Pages

Friday, 6 February 2015

Butchery Skills - The Flat Iron and The Rump

I had the good fortune of working with Quality Standard beef and lamb and Red Tractor in 2013 as a judge in their Battle of the Burgers competition, which pitted eight lucky finalists – whittled down from 100s of entries – to cook their best burgers for a panel of judges. So it was with great pleasure that I agreed to join master butcher Martin Eccles for a butchery demonstration, hosted by Quality Standard beef and lamb.


The Quality Standard Mark for beef and lamb is a scheme that provides you with high levels of assurance about the meat you buy.  All beef and lamb carrying the Quality Standard Mark is chosen according to a strict selection process ensuring it is succulent and tender. You can find out more about the scheme on their website – needless to say it’s difficult to meet the standard, and those farmers that do are producing meat of a far higher quality.

Martin’s role at Quality Standard beef and lamb is predominantly educational. He works with farmers, processors, food service companies and butchers to ultimately help them be more commercial with their meat production and butchery, and to reduce waste for the consumer. They manage this in a number of ways – the first is to work with farmers to ensure that when they’re finishing off their beef they do so in the most effective way. An example is where a farmer will finish a cow on grain before being sent to the abattoir, where a good majority of the fat is wasted.
The second, and in my view, more important aspect to this work is to help butchers make more of the meat they’re selling – effectively marketing it better – along with working on new and better butchery techniques to reduce waste, improve profits and give consumers a better product.

Butchering the rump


The Challenge: To demonstrate the education process, Martin worked on a whole rump, which in traditional butchery is simply sliced along the grain of the meat into large, unwieldy steaks, and includes several sheets of sinewy gristle. As a consumer, it’s heavy (i.e. expensive) unless you cut it thin (in which case it’s very easy to overcook it) and you end up with a lump of gristle on your plate – not a great experience.

The Solution: Butcher the rump into three distinct steaks.

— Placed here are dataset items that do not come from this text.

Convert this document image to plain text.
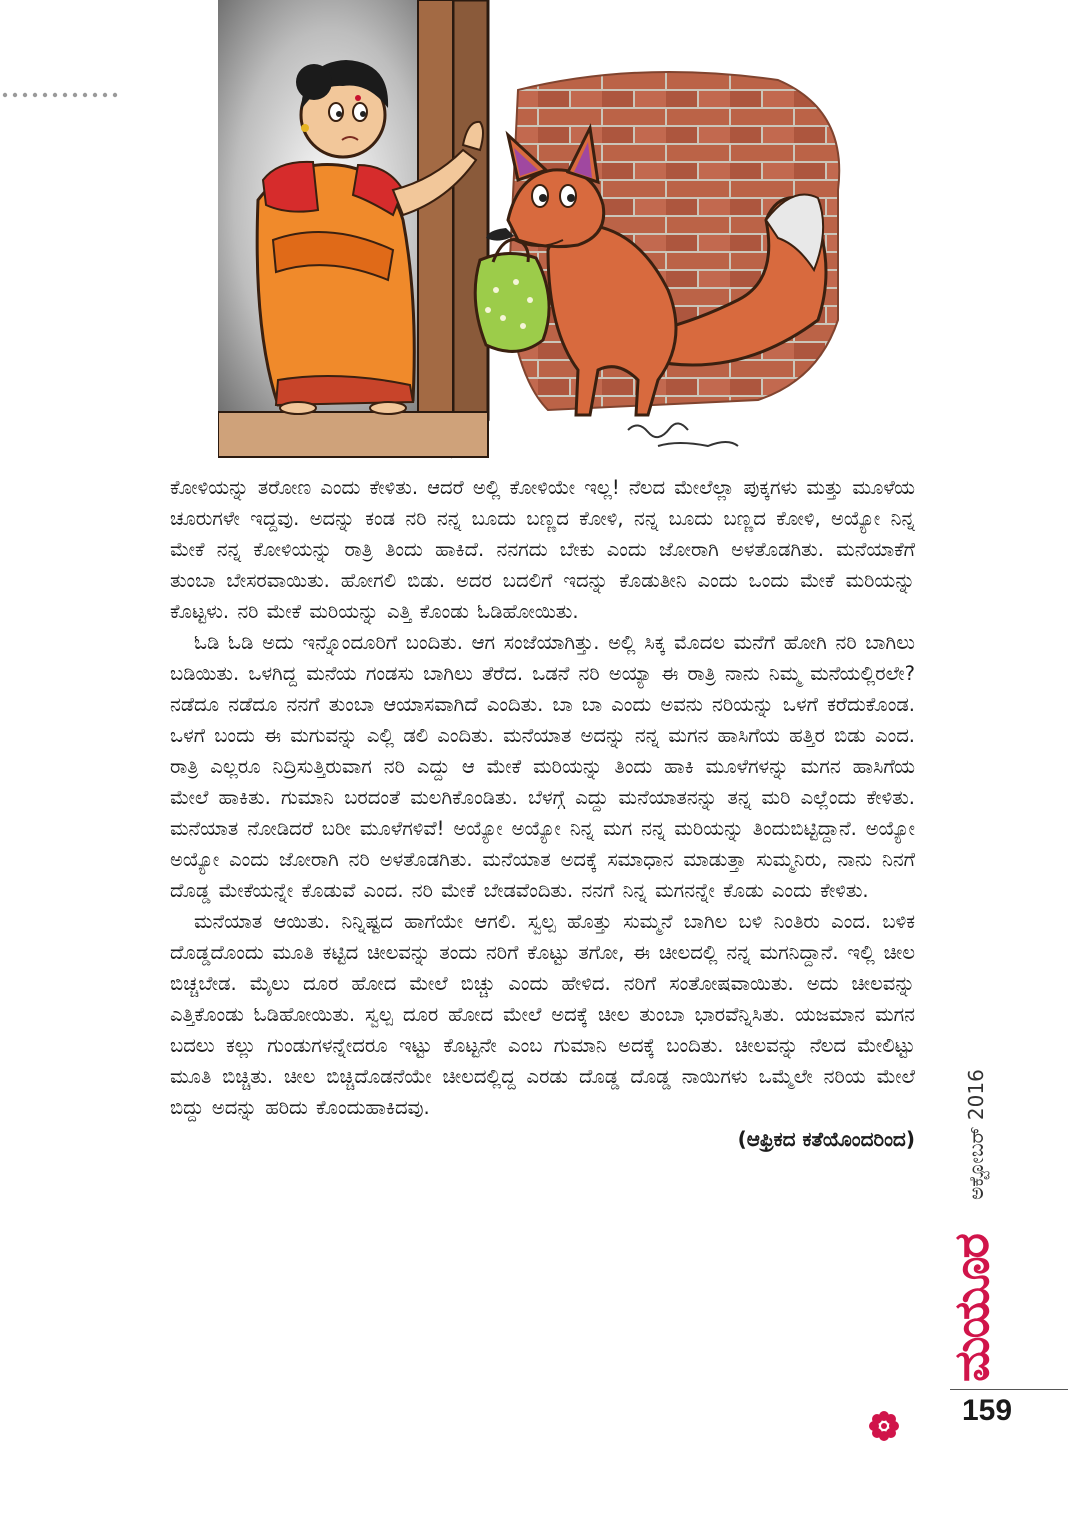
ಕೋಳಿಯನ್ನು ತರೋಣ ಎಂದು ಕೇಳಿತು. ಆದರೆ ಅಲ್ಲಿ ಕೋಳಿಯೇ ಇಲ್ಲ! ನೆಲದ ಮೇಲೆಲ್ಲಾ ಪುಕ್ಕಗಳು ಮತ್ತು ಮೂಳೆಯ ಚೂರುಗಳೇ ಇದ್ದವು. ಅದನ್ನು ಕಂಡ ನರಿ ನನ್ನ ಬೂದು ಬಣ್ಣದ ಕೋಳಿ, ನನ್ನ ಬೂದು ಬಣ್ಣದ ಕೋಳಿ, ಅಯ್ಯೋ ನಿನ್ನ ಮೇಕೆ ನನ್ನ ಕೋಳಿಯನ್ನು ರಾತ್ರಿ ತಿಂದು ಹಾಕಿದೆ. ನನಗದು ಬೇಕು ಎಂದು ಜೋರಾಗಿ ಅಳತೊಡಗಿತು. ಮನೆಯಾಕೆಗೆ ತುಂಬಾ ಬೇಸರವಾಯಿತು. ಹೋಗಲಿ ಬಿಡು. ಅದರ ಬದಲಿಗೆ ಇದನ್ನು ಕೊಡುತೀನಿ ಎಂದು ಒಂದು ಮೇಕೆ ಮರಿಯನ್ನು ಕೊಟ್ಟಳು. ನರಿ ಮೇಕೆ ಮರಿಯನ್ನು ಎತ್ತಿ ಕೊಂಡು ಓಡಿಹೋಯಿತು.

ಓಡಿ ಓಡಿ ಅದು ಇನ್ನೊಂದೂರಿಗೆ ಬಂದಿತು. ಆಗ ಸಂಜೆಯಾಗಿತ್ತು. ಅಲ್ಲಿ ಸಿಕ್ಕ ಮೊದಲ ಮನೆಗೆ ಹೋಗಿ ನರಿ ಬಾಗಿಲು ಬಡಿಯಿತು. ಒಳಗಿದ್ದ ಮನೆಯ ಗಂಡಸು ಬಾಗಿಲು ತೆರೆದ. ಒಡನೆ ನರಿ ಅಯ್ಯಾ ಈ ರಾತ್ರಿ ನಾನು ನಿಮ್ಮ ಮನೆಯಲ್ಲಿರಲೇ? ನಡೆದೂ ನಡೆದೂ ನನಗೆ ತುಂಬಾ ಆಯಾಸವಾಗಿದೆ ಎಂದಿತು. ಬಾ ಬಾ ಎಂದು ಅವನು ನರಿಯನ್ನು ಒಳಗೆ ಕರೆದುಕೊಂಡ. ಒಳಗೆ ಬಂದು ಈ ಮಗುವನ್ನು ಎಲ್ಲಿ ಡಲಿ ಎಂದಿತು. ಮನೆಯಾತ ಅದನ್ನು ನನ್ನ ಮಗನ ಹಾಸಿಗೆಯ ಹತ್ತಿರ ಬಿಡು ಎಂದ. ರಾತ್ರಿ ಎಲ್ಲರೂ ನಿದ್ರಿಸುತ್ತಿರುವಾಗ ನರಿ ಎದ್ದು ಆ ಮೇಕೆ ಮರಿಯನ್ನು ತಿಂದು ಹಾಕಿ ಮೂಳೆಗಳನ್ನು ಮಗನ ಹಾಸಿಗೆಯ ಮೇಲೆ ಹಾಕಿತು. ಗುಮಾನಿ ಬರದಂತೆ ಮಲಗಿಕೊಂಡಿತು. ಬೆಳಗ್ಗೆ ಎದ್ದು ಮನೆಯಾತನನ್ನು ತನ್ನ ಮರಿ ಎಲ್ಲೆಂದು ಕೇಳಿತು. ಮನೆಯಾತ ನೋಡಿದರೆ ಬರೀ ಮೂಳೆಗಳಿವೆ! ಅಯ್ಯೋ ಅಯ್ಯೋ ನಿನ್ನ ಮಗ ನನ್ನ ಮರಿಯನ್ನು ತಿಂದುಬಿಟ್ಟಿದ್ದಾನೆ. ಅಯ್ಯೋ ಅಯ್ಯೋ ಎಂದು ಜೋರಾಗಿ ನರಿ ಅಳತೊಡಗಿತು. ಮನೆಯಾತ ಅದಕ್ಕೆ ಸಮಾಧಾನ ಮಾಡುತ್ತಾ ಸುಮ್ಮನಿರು, ನಾನು ನಿನಗೆ ದೊಡ್ಡ ಮೇಕೆಯನ್ನೇ ಕೊಡುವೆ ಎಂದ. ನರಿ ಮೇಕೆ ಬೇಡವೆಂದಿತು. ನನಗೆ ನಿನ್ನ ಮಗನನ್ನೇ ಕೊಡು ಎಂದು ಕೇಳಿತು.

ಮನೆಯಾತ ಆಯಿತು. ನಿನ್ನಿಷ್ಟದ ಹಾಗೆಯೇ ಆಗಲಿ. ಸ್ವಲ್ಪ ಹೊತ್ತು ಸುಮ್ಮನೆ ಬಾಗಿಲ ಬಳಿ ನಿಂತಿರು ಎಂದ. ಬಳಿಕ ದೊಡ್ಡದೊಂದು ಮೂತಿ ಕಟ್ಟಿದ ಚೀಲವನ್ನು ತಂದು ನರಿಗೆ ಕೊಟ್ಟು ತಗೋ, ಈ ಚೀಲದಲ್ಲಿ ನನ್ನ ಮಗನಿದ್ದಾನೆ. ಇಲ್ಲಿ ಚೀಲ ಬಿಚ್ಚಬೇಡ. ಮೈಲು ದೂರ ಹೋದ ಮೇಲೆ ಬಿಚ್ಚು ಎಂದು ಹೇಳಿದ. ನರಿಗೆ ಸಂತೋಷವಾಯಿತು. ಅದು ಚೀಲವನ್ನು ಎತ್ತಿಕೊಂಡು ಓಡಿಹೋಯಿತು. ಸ್ವಲ್ಪ ದೂರ ಹೋದ ಮೇಲೆ ಅದಕ್ಕೆ ಚೀಲ ತುಂಬಾ ಭಾರವೆನ್ನಿಸಿತು. ಯಜಮಾನ ಮಗನ ಬದಲು ಕಲ್ಲು ಗುಂಡುಗಳನ್ನೇದರೂ ಇಟ್ಟು ಕೊಟ್ಟನೇ ಎಂಬ ಗುಮಾನಿ ಅದಕ್ಕೆ ಬಂದಿತು. ಚೀಲವನ್ನು ನೆಲದ ಮೇಲಿಟ್ಟು ಮೂತಿ ಬಿಚ್ಚಿತು. ಚೀಲ ಬಿಚ್ಚಿದೊಡನೆಯೇ ಚೀಲದಲ್ಲಿದ್ದ ಎರಡು ದೊಡ್ಡ ದೊಡ್ಡ ನಾಯಿಗಳು ಒಮ್ಮೆಲೇ ನರಿಯ ಮೇಲೆ ಬಿದ್ದು ಅದನ್ನು ಹರಿದು ಕೊಂದುಹಾಕಿದವು.

(ಆಫ್ರಿಕದ ಕತೆಯೊಂದರಿಂದ) ಅಕ್ಟೋಬರ್ 2016
ಮಯೂರ
159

Removing the two major sheets of gristle in the rump and increasing the utilisation of the meat. 

Pichana steak
The Pichana steak is a favourite in South America, normally skewered and cooked over charcoal. It is essentially rump cap situated at the top of the rump – and it’s Brazil’s most prized steak owing to its low fat and full flavour. This is a very tender cut of steak.


  
Bistro steak
The bistro steak is a relatively new term for meat taken from the most tender part of the rump. It’s removed from the rest of the rump and then heavily trimmed, taking out some hardcore connective tissue. What you’re left with is a tender, flavoursome steak (slightly smaller than the prime rump) which can be cut into medallions. Its dark, rich, and looks a lot like fillet steak.


Prime rump steak
The other piece. The prime rump is the final bit left after you separate the picanha and the bistro. There’s one more piece of gristle to remove and then you have a third, kidney-shaped steak that looks impressed when divided up into steaks. 

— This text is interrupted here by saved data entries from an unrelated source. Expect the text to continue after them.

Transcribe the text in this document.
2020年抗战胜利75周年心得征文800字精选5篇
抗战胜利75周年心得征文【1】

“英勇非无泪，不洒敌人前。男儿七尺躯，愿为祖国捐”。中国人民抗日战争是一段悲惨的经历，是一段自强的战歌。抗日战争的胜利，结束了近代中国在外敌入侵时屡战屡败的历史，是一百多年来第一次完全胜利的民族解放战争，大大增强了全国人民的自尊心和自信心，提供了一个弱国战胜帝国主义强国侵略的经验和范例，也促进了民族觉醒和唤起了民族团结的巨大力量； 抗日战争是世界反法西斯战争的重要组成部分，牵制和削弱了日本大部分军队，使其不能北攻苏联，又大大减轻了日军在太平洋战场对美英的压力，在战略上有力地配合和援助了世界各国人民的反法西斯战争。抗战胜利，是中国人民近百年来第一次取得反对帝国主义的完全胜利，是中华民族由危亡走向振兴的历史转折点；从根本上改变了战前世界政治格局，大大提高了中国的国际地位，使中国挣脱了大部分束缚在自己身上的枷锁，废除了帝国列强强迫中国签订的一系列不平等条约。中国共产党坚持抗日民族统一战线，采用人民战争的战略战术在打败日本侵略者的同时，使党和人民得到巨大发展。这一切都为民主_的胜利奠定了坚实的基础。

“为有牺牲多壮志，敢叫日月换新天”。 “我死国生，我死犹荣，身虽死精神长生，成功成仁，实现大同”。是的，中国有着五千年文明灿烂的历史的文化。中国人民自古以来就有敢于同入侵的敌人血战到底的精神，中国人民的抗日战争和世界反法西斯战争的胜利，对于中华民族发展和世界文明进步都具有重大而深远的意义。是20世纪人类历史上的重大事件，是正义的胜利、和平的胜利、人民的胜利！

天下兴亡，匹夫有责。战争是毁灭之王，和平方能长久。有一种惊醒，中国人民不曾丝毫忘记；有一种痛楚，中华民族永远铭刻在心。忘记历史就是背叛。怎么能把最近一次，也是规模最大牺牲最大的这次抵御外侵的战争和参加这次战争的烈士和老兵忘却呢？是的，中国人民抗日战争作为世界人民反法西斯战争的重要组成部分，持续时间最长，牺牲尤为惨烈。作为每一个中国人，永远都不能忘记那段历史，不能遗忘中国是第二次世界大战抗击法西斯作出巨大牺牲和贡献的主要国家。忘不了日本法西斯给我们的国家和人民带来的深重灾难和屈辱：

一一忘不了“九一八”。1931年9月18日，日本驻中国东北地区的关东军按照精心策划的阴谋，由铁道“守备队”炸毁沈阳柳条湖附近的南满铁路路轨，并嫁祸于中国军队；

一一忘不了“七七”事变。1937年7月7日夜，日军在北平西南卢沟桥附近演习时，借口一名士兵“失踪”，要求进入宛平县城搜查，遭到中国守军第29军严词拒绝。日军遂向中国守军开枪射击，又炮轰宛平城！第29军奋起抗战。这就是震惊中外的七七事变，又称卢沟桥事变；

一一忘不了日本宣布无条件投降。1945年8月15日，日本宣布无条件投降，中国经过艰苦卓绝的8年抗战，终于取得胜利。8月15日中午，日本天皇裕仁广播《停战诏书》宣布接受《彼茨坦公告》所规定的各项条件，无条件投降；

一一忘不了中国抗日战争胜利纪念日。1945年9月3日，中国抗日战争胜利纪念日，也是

With all the above steaks, they’re tidied up at either end, and the offcuts put to one side to mince for burgers (see, I told you there’d be burgers) before being sliced across the grain into steaks. The resulting wastage is purely the sheer, silver muscle tissue – which increases profitability for the butcher, and increases the quality of the product for the consumer – it’s a win/win.  

Flat iron steak (feather blade)
The flat iron steak is the next one we tackle – again a relatively new cut in the UK for steak, it’s taken off the blade bone in the shoulder of the cow, which is under a huge amount of stress supporting its weight, but butchered right it’s a wonderfully marbled cut of beef. 

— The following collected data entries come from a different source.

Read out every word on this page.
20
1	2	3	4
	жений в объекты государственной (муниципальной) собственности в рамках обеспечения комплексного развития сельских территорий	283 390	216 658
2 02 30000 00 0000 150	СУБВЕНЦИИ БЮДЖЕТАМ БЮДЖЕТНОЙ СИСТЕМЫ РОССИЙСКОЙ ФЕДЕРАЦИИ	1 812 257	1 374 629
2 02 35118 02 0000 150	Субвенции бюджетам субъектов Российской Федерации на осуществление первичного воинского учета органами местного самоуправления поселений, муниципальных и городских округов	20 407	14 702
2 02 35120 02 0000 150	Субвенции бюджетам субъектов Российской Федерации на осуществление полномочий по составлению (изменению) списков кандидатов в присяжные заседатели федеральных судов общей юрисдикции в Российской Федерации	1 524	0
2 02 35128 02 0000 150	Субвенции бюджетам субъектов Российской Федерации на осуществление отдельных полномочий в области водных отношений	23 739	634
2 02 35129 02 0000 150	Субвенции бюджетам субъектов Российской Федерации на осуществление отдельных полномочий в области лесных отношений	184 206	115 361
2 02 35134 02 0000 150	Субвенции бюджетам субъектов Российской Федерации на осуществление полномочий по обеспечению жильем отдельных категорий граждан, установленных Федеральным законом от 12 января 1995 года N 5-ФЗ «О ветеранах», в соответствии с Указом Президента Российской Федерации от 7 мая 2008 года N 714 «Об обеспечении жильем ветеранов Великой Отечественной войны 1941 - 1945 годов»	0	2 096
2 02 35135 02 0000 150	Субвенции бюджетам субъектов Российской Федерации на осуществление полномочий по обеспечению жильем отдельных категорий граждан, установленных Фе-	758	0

The secret here is to remove the long, full length sinew that runs as a seam through the entire flat iron. It’s pretty straightforward if you know how to cut it, and you’re left with a hunk of beef that can be sliced into flat iron steaks. Due to the composition of the muscle, you have some great marbling, but that causes a challenge with the cooking as it tenses up when applied to a griddle. To counter this, slice some shallow cuts diagonally across the steak, and it will retain its shape for when you’re slicing it up for the plate. 

This steak is the main feature of Flat Iron, the Soho steak restaurant.

A big thank you to Quality Standard Beef and Lamb and Martin Eccles for the demonstration and for setting up the day - interesting and educational.